Perhaps none of these competitors threatened -- or will ever threaten? -- the economic success of Adobe, but they must have had some influence.
PDF is the defacto document standard because it just works for the mass population. Sure, there are the 1% who have more specialized needs, but getting the level of fidelity that PDF provides for the effort (or lack of) that 'print to PDF' provides makes it a lock.
So, props to Adobe, Warnock and the author for a fun and informative article.
Now we must turn our attention to Acrobat. Oh, Adobe, you break my heart every time I open your Reader. What did you do with Reader DC? The weird-ass offering of McAfee with every download that makes you look like a skeevy mp3 ripper from a warez site. The kindergarten UI. The tool bar that is un-hideable, eating up a 2-inch wide chunk of my screen for no purpose whatsoever. Whyyyy?
Not a PDF fan at all.
About 10 years ago, when I was working in marketing/communication, it was one of the most overused and misused file format in the business world.
People had to convert everything and anything to PDF because it was trendy and expected, although Office file formats where already open, free viewers were already available for the 0,00001 % that didn't work with Office or a program able to open Office documents, and most of all, 100 % of our customers and partners did work with the same software we did: Office, Adobe photoshop/illustrator/indesign /quark xpress.
PDF caused problems to no end because of compatibility issue, file size, remarquable slowness of viewer.errors while printing on the latest PostScript printers and more.
And it cost us a lot of money in licenses for a step that basically brought zero economic value.
"most of all, 100 % of our customers and partners did work with the same software we did: Office, Adobe photoshop/illustrator/indesign /quark xpress."
And what about the consumer, the person who you hoped to read the product? Were there supposed to have a copy of Quark Xpress to read it? If all you were doing was print it you wouldn't need to have gone near PDF.

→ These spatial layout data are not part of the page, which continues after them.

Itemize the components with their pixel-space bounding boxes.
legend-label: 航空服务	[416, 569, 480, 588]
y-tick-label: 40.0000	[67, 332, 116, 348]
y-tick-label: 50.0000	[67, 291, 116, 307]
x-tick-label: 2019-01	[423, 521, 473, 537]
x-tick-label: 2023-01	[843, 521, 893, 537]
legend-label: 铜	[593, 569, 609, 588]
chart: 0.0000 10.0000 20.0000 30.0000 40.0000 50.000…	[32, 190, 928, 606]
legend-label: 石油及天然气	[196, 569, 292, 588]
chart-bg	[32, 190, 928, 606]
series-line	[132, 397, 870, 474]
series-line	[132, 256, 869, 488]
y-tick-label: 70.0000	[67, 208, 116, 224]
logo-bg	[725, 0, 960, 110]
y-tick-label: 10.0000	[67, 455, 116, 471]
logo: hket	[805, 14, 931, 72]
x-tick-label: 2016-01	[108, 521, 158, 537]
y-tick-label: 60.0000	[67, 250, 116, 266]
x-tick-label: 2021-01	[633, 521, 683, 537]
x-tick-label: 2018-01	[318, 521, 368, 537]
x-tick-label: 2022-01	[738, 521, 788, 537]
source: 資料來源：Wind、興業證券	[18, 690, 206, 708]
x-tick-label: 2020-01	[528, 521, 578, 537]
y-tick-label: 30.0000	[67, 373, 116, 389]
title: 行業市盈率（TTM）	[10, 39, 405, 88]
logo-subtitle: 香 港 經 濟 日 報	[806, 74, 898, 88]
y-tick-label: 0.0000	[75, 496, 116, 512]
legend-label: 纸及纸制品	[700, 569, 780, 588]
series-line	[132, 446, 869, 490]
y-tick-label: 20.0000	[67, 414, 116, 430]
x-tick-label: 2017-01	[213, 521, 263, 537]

If you wanted it to have been read online then if you wanted to ensure they saw what you saw you'd have little option; your reader with Word or Word viewer might not have had the same fonts, or even fonts with the same metrics. Your reader then sees a slightly dishevelled document and forms their view of whoever sent it accordingly: remember that what's communicated is what's received, not what's transmitted.
We don't need interactive content in PDFs, the PDF format is a great way of distributing 'paper' documents so they can be viewed and printed with the formatting as the original creator intended.
Having interactive content inside a PDF sounds like a hackers dream for spreading their malware.
I really hope therefore that no one bothers with version 2 and they stick with the older versions which do what they were intended to do quite well.
> IMO, digital signature support in PDF is unmatched by any other office file format
LibreOffice does digital signatures just fine *and* since version 5-something that includes support for PGP signatures which PDF does not have.
While a problem of the implementation and not the format per se, PDF signatures can be a bit of a minefield. The two major reasons are that the signature may refer to only part of the document but there is no clear visual indication of what part exactly (might have changed?) and the other is Acrobat's (?) stupid idea of adding some sort of stamp-like image onto the document itself, which has caused a lot of people to just look for the image and remain completely unaware of the actual signing mechanism.
As I say, that's not a problem of the actual spec, just shit software out there.